No. Our curriculum is designed so that you learn about physics starting from the basics. Students who took the Modern Physics H3 paper will benefit from having previously encountered some of the more advanced concepts, but our lecturers do not assume any prior knowledge.
6. As a polytechnic graduate, will I have problems with the coursework?
Some of our most academically successful graduates were from polytechnics. It is true that polytechnic diploma holders sometimes face challenges, during the first year, to master the required mathematical skills. This is especially the case for those who took diplomas in fields further removed from physics and mathematics. By the end of the first year of study, however, those who apply themselves can catch up to — or even surpass — their fellow students.
Questions from current undergraduates
1. Can I switch from Physics to Applied Physics, or vice versa?
If you are still a first year student, it's no problem; the "branching point" between the programmes occurs sometime in Year 2 Semester 2. Even after that, you can switch programmes simply by taking the required courses. Please look up the programme requirements here.
In either case, please contact our undergraduate programmes coordinator, and we will try our best to help you.
Questions about the PHMA programme
1. Is there an academic performance requirement to remain in the PHMA programme?
Yes. You are required to maintain a CGPA of at least 4.0 throughout your course of study. If your CGPA first falls below 4.0, you shall be given a written warning. If you are unable to meet the requirements after another semester, you will be transferred to the Physics (PHY) programme, without a second major in Mathematical Science.
2. Can I drop my second major in Mathematical Sciences?
Yes, this can be done anytime. Moreover, PHMA students do not only drop the second major due to failing to meet CGPA requirements. In numerous cases, they decide that the course load is too heavy, and prefer to spend the extra time focusing on undergraduate research, other courses of study, extracurricular activities, etc. There is therefore no stigma associated with leaving the PHMA programme.
To drop the second major, please contact our undergraduate programmes coordinator, and give your full name, matriculation number, and a brief reason for dropping the second major. Please note that this decision, once made, is irrevocable.

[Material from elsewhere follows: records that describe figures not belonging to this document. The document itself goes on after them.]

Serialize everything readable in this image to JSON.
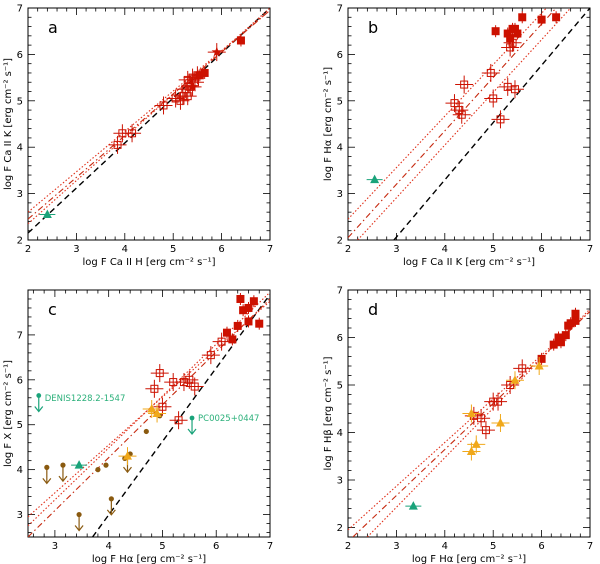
{
  "colors": {
    "detection": "#cc1100",
    "dotted": "#e0301a",
    "dashdot": "#c62a10",
    "dashed": "#000000",
    "green": "#1aa37a",
    "brown": "#8a5a10",
    "gold": "#f0a81a"
  },
  "chart_data": [
    {
      "type": "scatter",
      "panel": "a",
      "xlabel": "log F Ca II H [erg cm⁻² s⁻¹]",
      "ylabel": "log F Ca II K [erg cm⁻² s⁻¹]",
      "xlim": [
        2,
        7
      ],
      "ylim": [
        2,
        7
      ],
      "xticks": [
        2,
        3,
        4,
        5,
        6,
        7
      ],
      "yticks": [
        2,
        3,
        4,
        5,
        6,
        7
      ],
      "open_squares": [
        [
          3.85,
          4.05
        ],
        [
          3.95,
          4.3
        ],
        [
          4.15,
          4.3
        ],
        [
          4.8,
          4.9
        ],
        [
          5.05,
          5.05
        ],
        [
          5.15,
          5.0
        ],
        [
          5.2,
          5.1
        ],
        [
          5.25,
          5.25
        ],
        [
          5.3,
          5.45
        ],
        [
          5.35,
          5.3
        ],
        [
          5.4,
          5.5
        ],
        [
          5.45,
          5.4
        ],
        [
          5.5,
          5.55
        ],
        [
          5.3,
          5.1
        ]
      ],
      "filled_squares": [
        [
          5.55,
          5.55
        ],
        [
          5.65,
          5.6
        ],
        [
          6.4,
          6.3
        ]
      ],
      "stars": [
        [
          5.9,
          6.05
        ],
        [
          5.4,
          5.3
        ]
      ],
      "green_triangles": [
        [
          2.4,
          2.55
        ]
      ],
      "green_upper": [],
      "brown_dots": [],
      "gold_triangles": [],
      "lines": {
        "dashed": [
          [
            2.0,
            2.15
          ],
          [
            7.0,
            7.0
          ]
        ],
        "dashdot": [
          [
            2.0,
            2.45
          ],
          [
            7.0,
            6.95
          ]
        ],
        "dotted_hi": [
          [
            2.0,
            2.6
          ],
          [
            7.0,
            6.95
          ]
        ],
        "dotted_lo": [
          [
            2.0,
            2.35
          ],
          [
            7.0,
            7.0
          ]
        ]
      }
    },
    {
      "type": "scatter",
      "panel": "b",
      "xlabel": "log F Ca II K [erg cm⁻² s⁻¹]",
      "ylabel": "log F Hα [erg cm⁻² s⁻¹]",
      "xlim": [
        2,
        7
      ],
      "ylim": [
        2,
        7
      ],
      "xticks": [
        2,
        3,
        4,
        5,
        6,
        7
      ],
      "yticks": [
        2,
        3,
        4,
        5,
        6,
        7
      ],
      "open_squares": [
        [
          4.2,
          4.95
        ],
        [
          4.3,
          4.8
        ],
        [
          4.35,
          4.7
        ],
        [
          4.4,
          5.35
        ],
        [
          4.95,
          5.6
        ],
        [
          5.0,
          5.05
        ],
        [
          5.15,
          4.6
        ],
        [
          5.3,
          5.3
        ],
        [
          5.45,
          5.25
        ],
        [
          5.35,
          6.15
        ],
        [
          5.4,
          6.25
        ]
      ],
      "filled_squares": [
        [
          5.05,
          6.5
        ],
        [
          5.3,
          6.45
        ],
        [
          5.35,
          6.35
        ],
        [
          5.4,
          6.55
        ],
        [
          5.45,
          6.55
        ],
        [
          5.5,
          6.45
        ],
        [
          5.6,
          6.8
        ],
        [
          6.0,
          6.75
        ],
        [
          6.3,
          6.8
        ]
      ],
      "stars": [],
      "green_triangles": [
        [
          2.55,
          3.3
        ]
      ],
      "green_upper": [],
      "brown_dots": [],
      "gold_triangles": [],
      "lines": {
        "dashed": [
          [
            2.95,
            2.0
          ],
          [
            7.0,
            7.0
          ]
        ],
        "dashdot": [
          [
            2.0,
            2.05
          ],
          [
            6.3,
            7.0
          ]
        ],
        "dotted_hi": [
          [
            2.0,
            2.45
          ],
          [
            6.1,
            7.0
          ]
        ],
        "dotted_lo": [
          [
            2.2,
            2.0
          ],
          [
            6.6,
            7.0
          ]
        ]
      }
    },
    {
      "type": "scatter",
      "panel": "c",
      "xlabel": "log F Hα [erg cm⁻² s⁻¹]",
      "ylabel": "log F X [erg cm⁻² s⁻¹]",
      "xlim": [
        2.5,
        7
      ],
      "ylim": [
        2.5,
        8
      ],
      "xticks": [
        3,
        4,
        5,
        6,
        7
      ],
      "yticks": [
        3,
        4,
        5,
        6,
        7
      ],
      "annotations": [
        {
          "text": "DENIS1228.2-1547",
          "x": 2.7,
          "y": 5.6
        },
        {
          "text": "PC0025+0447",
          "x": 5.55,
          "y": 5.15
        }
      ],
      "open_squares": [
        [
          4.85,
          5.8
        ],
        [
          4.95,
          6.15
        ],
        [
          5.0,
          5.4
        ],
        [
          5.2,
          5.95
        ],
        [
          5.3,
          5.1
        ],
        [
          5.4,
          5.95
        ],
        [
          5.5,
          6.0
        ],
        [
          5.6,
          5.85
        ],
        [
          5.9,
          6.55
        ],
        [
          6.1,
          6.85
        ]
      ],
      "filled_squares": [
        [
          6.2,
          7.05
        ],
        [
          6.3,
          6.9
        ],
        [
          6.4,
          7.2
        ],
        [
          6.45,
          7.8
        ],
        [
          6.5,
          7.55
        ],
        [
          6.6,
          7.3
        ],
        [
          6.6,
          7.6
        ],
        [
          6.7,
          7.75
        ],
        [
          6.8,
          7.25
        ]
      ],
      "stars": [],
      "green_triangles": [
        [
          3.45,
          4.1
        ]
      ],
      "green_upper": [
        [
          2.7,
          5.65
        ],
        [
          5.55,
          5.15
        ]
      ],
      "brown_dots": [
        [
          2.85,
          4.05
        ],
        [
          3.15,
          4.1
        ],
        [
          3.45,
          3.0
        ],
        [
          3.8,
          4.0
        ],
        [
          3.95,
          4.1
        ],
        [
          4.05,
          3.35
        ],
        [
          4.3,
          4.25
        ],
        [
          4.4,
          4.35
        ],
        [
          4.7,
          4.85
        ],
        [
          4.95,
          5.2
        ]
      ],
      "brown_upper": [
        [
          2.85,
          4.05
        ],
        [
          3.15,
          4.1
        ],
        [
          3.45,
          3.0
        ],
        [
          4.05,
          3.35
        ],
        [
          4.35,
          4.3
        ]
      ],
      "gold_triangles": [
        [
          4.35,
          4.3
        ],
        [
          4.8,
          5.35
        ],
        [
          4.9,
          5.25
        ]
      ],
      "lines": {
        "dashed": [
          [
            3.7,
            2.5
          ],
          [
            7.0,
            7.9
          ]
        ],
        "dashdot": [
          [
            2.5,
            2.5
          ],
          [
            7.0,
            7.8
          ]
        ],
        "dotted_hi": [
          [
            2.5,
            2.95
          ],
          [
            7.0,
            7.75
          ]
        ],
        "dotted_lo": [
          [
            2.5,
            2.75
          ],
          [
            7.0,
            7.95
          ]
        ]
      }
    },
    {
      "type": "scatter",
      "panel": "d",
      "xlabel": "log F Hα [erg cm⁻² s⁻¹]",
      "ylabel": "log F Hβ [erg cm⁻² s⁻¹]",
      "xlim": [
        2,
        7
      ],
      "ylim": [
        1.8,
        7
      ],
      "xticks": [
        2,
        3,
        4,
        5,
        6,
        7
      ],
      "yticks": [
        2,
        3,
        4,
        5,
        6,
        7
      ],
      "open_squares": [
        [
          4.6,
          4.35
        ],
        [
          4.75,
          4.3
        ],
        [
          4.85,
          4.05
        ],
        [
          5.0,
          4.65
        ],
        [
          5.1,
          4.65
        ],
        [
          5.35,
          5.0
        ],
        [
          5.6,
          5.35
        ]
      ],
      "filled_squares": [
        [
          6.0,
          5.55
        ],
        [
          6.25,
          5.85
        ],
        [
          6.35,
          6.0
        ],
        [
          6.4,
          5.9
        ],
        [
          6.5,
          6.05
        ],
        [
          6.55,
          6.25
        ],
        [
          6.6,
          6.3
        ],
        [
          6.7,
          6.35
        ],
        [
          6.7,
          6.5
        ]
      ],
      "stars": [],
      "green_triangles": [
        [
          3.35,
          2.45
        ]
      ],
      "green_upper": [],
      "brown_dots": [],
      "gold_triangles": [
        [
          4.55,
          3.6
        ],
        [
          4.55,
          4.4
        ],
        [
          4.65,
          3.75
        ],
        [
          5.15,
          4.2
        ],
        [
          5.45,
          5.1
        ],
        [
          5.95,
          5.4
        ]
      ],
      "lines": {
        "dashed": [],
        "dashdot": [
          [
            2.1,
            1.8
          ],
          [
            7.0,
            6.55
          ]
        ],
        "dotted_hi": [
          [
            2.0,
            1.95
          ],
          [
            7.0,
            6.55
          ]
        ],
        "dotted_lo": [
          [
            2.4,
            1.8
          ],
          [
            7.0,
            6.6
          ]
        ]
      }
    }
  ]
}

3. Can I drop my physics major instead of the Mathematical Sciences major?
Yes, but this can be done via the Change of Programme process, described here. Please contact our undergraduate programmes coordinator, and we will assist you through the process.

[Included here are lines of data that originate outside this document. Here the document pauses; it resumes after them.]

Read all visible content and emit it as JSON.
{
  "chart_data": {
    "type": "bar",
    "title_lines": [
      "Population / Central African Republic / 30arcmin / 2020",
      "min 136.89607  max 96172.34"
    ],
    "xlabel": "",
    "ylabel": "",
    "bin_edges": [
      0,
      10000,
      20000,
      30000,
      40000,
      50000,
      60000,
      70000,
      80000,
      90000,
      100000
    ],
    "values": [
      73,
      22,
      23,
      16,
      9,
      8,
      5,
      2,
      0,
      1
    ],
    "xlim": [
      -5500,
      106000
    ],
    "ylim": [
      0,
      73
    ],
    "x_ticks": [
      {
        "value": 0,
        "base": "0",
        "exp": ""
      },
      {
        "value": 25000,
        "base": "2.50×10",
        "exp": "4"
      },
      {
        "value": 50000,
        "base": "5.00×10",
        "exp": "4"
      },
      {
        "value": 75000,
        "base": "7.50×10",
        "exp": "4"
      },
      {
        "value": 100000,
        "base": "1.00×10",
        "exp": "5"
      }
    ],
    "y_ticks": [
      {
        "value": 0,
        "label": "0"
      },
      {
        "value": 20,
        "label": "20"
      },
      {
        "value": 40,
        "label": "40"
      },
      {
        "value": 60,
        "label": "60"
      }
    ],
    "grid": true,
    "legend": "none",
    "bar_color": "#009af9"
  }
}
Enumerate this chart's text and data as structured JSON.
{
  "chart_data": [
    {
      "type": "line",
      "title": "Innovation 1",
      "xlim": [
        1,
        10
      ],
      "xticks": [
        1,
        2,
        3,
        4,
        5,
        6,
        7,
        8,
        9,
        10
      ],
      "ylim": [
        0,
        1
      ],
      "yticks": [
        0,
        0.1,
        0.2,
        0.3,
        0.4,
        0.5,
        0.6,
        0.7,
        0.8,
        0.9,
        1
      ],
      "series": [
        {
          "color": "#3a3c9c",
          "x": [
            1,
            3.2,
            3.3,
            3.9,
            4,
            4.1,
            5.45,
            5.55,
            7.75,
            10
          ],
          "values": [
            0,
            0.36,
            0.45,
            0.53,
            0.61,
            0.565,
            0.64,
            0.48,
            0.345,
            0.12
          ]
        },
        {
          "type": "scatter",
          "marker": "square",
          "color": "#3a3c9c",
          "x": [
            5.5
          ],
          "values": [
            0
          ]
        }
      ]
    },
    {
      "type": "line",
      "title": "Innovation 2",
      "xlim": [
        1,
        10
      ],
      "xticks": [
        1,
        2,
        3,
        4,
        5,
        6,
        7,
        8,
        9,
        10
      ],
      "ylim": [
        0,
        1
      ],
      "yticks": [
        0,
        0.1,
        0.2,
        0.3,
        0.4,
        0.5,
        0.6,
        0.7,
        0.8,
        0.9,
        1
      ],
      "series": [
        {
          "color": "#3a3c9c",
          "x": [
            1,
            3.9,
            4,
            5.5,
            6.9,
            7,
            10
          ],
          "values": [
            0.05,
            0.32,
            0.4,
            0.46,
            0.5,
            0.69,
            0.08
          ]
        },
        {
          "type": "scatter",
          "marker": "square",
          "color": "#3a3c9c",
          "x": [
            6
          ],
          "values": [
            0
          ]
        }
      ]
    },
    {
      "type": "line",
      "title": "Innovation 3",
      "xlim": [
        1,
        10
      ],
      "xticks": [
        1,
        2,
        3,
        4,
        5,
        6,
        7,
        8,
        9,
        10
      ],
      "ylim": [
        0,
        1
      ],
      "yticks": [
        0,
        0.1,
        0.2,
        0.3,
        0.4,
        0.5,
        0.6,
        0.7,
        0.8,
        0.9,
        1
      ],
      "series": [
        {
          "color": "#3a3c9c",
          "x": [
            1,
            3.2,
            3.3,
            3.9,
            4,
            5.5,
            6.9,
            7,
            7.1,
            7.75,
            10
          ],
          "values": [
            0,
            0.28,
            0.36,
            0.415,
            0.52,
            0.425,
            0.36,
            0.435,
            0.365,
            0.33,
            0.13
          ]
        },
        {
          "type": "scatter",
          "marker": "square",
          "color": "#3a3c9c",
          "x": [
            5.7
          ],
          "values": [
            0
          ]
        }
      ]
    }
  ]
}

4. If I dropped the second major in Mathematical Sciences, must I still take the math courses in the regular Physics curriculum?

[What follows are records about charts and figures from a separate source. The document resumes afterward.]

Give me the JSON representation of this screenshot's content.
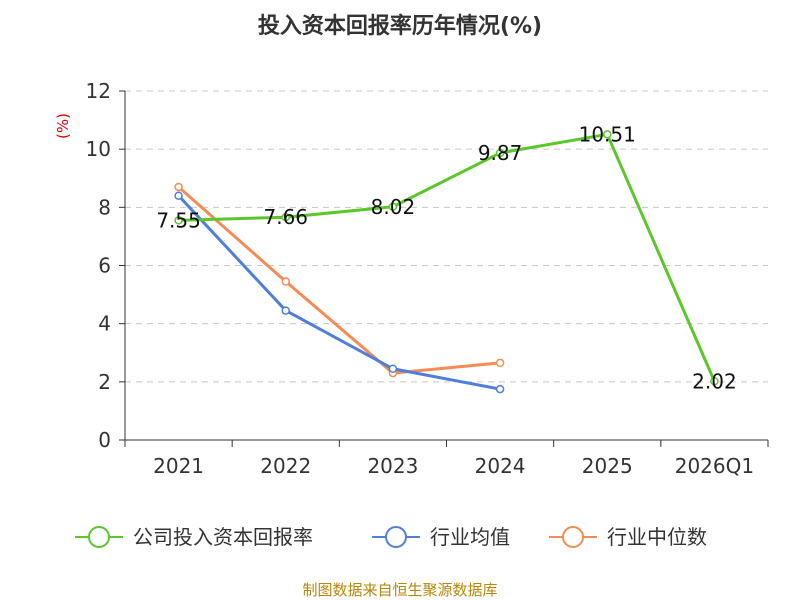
{
  "chart_data": {
    "type": "line",
    "title": "投入资本回报率历年情况(%)",
    "ylabel": "(%)",
    "xlabel": "",
    "categories": [
      "2021",
      "2022",
      "2023",
      "2024",
      "2025",
      "2026Q1"
    ],
    "ylim": [
      0,
      12
    ],
    "yticks": [
      0,
      2,
      4,
      6,
      8,
      10,
      12
    ],
    "grid": "horizontal-dashed",
    "legend_position": "bottom",
    "series": [
      {
        "name": "公司投入资本回报率",
        "color": "#5cc72a",
        "values": [
          7.55,
          7.66,
          8.02,
          9.87,
          10.51,
          2.02
        ],
        "labels": [
          "7.55",
          "7.66",
          "8.02",
          "9.87",
          "10.51",
          "2.02"
        ]
      },
      {
        "name": "行业均值",
        "color": "#4f7fdb",
        "values": [
          8.4,
          4.45,
          2.45,
          1.75,
          null,
          null
        ]
      },
      {
        "name": "行业中位数",
        "color": "#f58b55",
        "values": [
          8.7,
          5.45,
          2.3,
          2.65,
          null,
          null
        ]
      }
    ],
    "source": "制图数据来自恒生聚源数据库"
  }
}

It depends on when you drop the second major. If you have taken MH1200 and MH1201, you will not need to take MH2802. If you have only taken MH1200 but not MH1201, you are not exempt from MH2802. Other courses are matched on a case-by-case basis. Please contact our undergraduate programmes coordinator, and we will work out the course-matching for you.
5. When do I choose my specialization for the Math programme?
You will choose your specialization during Year 2 Semester 1. You will be contacted by the Division of Mathematical Sciences with instructions. If you have questions, please contact their undergraduate programmes coordinator.
6. How do I register for courses, since I have to enroll in both PPHY and MAS courses?
The School will help PHMA students register for core courses. An email will be sent to you to check your Degree Audit to confirm the courses registered. You can continue to add courses during Course Registration up to the Add/Drop period. Please note that the normal load for PHMA students is 22 AU, while the maximum load is 25 AU. If you wish to take more than 25 AU, you must apply for permission (an email will be sent out prior to the Course Registration period with instructions about how to do this).